The secret is what is called a flex-fuel sensor, which you fit to your fuel line so it can read the ethanol content of the fuel running through it. The sensor then reports this to the ECU and the computer adjusts the engine's tune to take into account whether you're running spicy fuel for awesome boosty fun times, or you're driving Janet from Accounts to work in peak-hour traffic.
Some cars (like certain V8 Holden Commodores) actually come set-up for flex-fuel from the factory, but most cars we play with have no provision to run E85 long-term, and aren't tuned for the awesome corn sauce. This means there is a bunch of set-up required to get your nugget ready for E85 or the flex-fuel life.
Our mates at Haltech made this awesome graphic to explain how a flex fuel sensor fits into your fuel system. There are a few different ways to set it up, but the below image is the most common way to do it.
Obviously, if you don't have a car set-up to run flex-fuel from the factory you'll also be buying an ECU which can be tuned to run on several different fuel types. The car needs to be tuned on regular fuel with no ethanol content and then with full 85% ethanol, and then the tune can be adjusted so as the ethanol content changes the ECU knows how much timing, fuel and boost to run.
We've been mates with the legends at Haltech for years and we've set up a bunch of cars with flex-fuel on their Elite ECUs and Nexus VCUs.

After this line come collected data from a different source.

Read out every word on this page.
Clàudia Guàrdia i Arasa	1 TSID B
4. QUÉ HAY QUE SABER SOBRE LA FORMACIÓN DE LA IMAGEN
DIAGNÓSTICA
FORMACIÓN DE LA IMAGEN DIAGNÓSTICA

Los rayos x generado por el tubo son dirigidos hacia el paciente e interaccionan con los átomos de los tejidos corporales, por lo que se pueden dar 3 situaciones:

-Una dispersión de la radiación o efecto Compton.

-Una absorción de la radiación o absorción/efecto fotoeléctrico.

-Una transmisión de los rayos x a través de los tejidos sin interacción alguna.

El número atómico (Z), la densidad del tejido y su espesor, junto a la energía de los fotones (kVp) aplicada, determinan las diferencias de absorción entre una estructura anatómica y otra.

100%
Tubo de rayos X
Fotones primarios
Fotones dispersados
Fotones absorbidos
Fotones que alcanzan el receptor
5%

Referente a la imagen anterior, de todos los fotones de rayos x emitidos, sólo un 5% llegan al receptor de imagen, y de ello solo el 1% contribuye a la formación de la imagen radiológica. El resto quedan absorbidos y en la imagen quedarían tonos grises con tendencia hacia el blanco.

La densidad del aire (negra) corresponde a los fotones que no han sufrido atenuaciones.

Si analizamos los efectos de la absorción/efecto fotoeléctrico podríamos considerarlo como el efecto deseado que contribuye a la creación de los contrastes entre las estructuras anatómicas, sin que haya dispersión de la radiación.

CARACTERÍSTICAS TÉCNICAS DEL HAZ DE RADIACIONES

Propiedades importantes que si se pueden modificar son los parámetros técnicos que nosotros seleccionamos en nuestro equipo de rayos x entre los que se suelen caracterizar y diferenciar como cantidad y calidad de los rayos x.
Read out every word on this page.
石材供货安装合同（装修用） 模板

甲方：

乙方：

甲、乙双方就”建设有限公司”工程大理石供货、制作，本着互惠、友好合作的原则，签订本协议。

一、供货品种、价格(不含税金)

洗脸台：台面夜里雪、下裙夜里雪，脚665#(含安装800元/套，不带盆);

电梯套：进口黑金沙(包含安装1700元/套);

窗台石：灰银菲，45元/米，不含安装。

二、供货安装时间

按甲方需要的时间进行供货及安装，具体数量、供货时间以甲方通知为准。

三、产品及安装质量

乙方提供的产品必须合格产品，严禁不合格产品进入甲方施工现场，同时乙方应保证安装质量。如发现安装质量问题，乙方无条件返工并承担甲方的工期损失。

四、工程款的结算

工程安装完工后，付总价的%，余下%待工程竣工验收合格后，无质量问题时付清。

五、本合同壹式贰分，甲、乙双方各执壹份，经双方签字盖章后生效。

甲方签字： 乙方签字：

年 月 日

Because ethanol will shred your rubber fuel lines, breaking them down internally and causing them to swell, split and generally cause you both a massive fire hazard and big problems for your fuel filter and injectors.
To fix this you need to replace all rubber hose with Teflon-lined hose, like this 200 Series hose from our mates at Raceworks. The Telfon won't break down and you can read THIS STORY HERE about how to make these types of fuel hoses.
Your in-tank fuel pump will need to be E85-rated, as will all the rubber in the hanger. This is why some cars need to have a new cradle added which can tolerate E85 fuel.
When setting up the flex-fuel system on my 1964 Pontiac (CLICK HERE) we knew the engine was going to make a bunch of horsepower so we had to add a surge tank and two extra fuel pumps as E85 requires 30% more flow than regular unleaded. Depending on how spicy you go with the engine set-up in your car you may also need to increase the size of the fuel lines from the tank to the engine. Obviously the injectors will also need to be upgraded to suit this flow/power requirement as well.
The elephant in the room about all of this is the expense and time required to go right through your fuel system and upgrade your ECU (if it needs it). This is why smart people recommend choosing what fuel you'll run at the very outset of the build, because this will guide what ECU and fuel plumbing solutions you'll need.
Obviously, it is easier to just stick with only running unleaded fuel but the benefits of E85's knock-resistance on hot days makes it worthwhile alone for anyone wanting to push their car.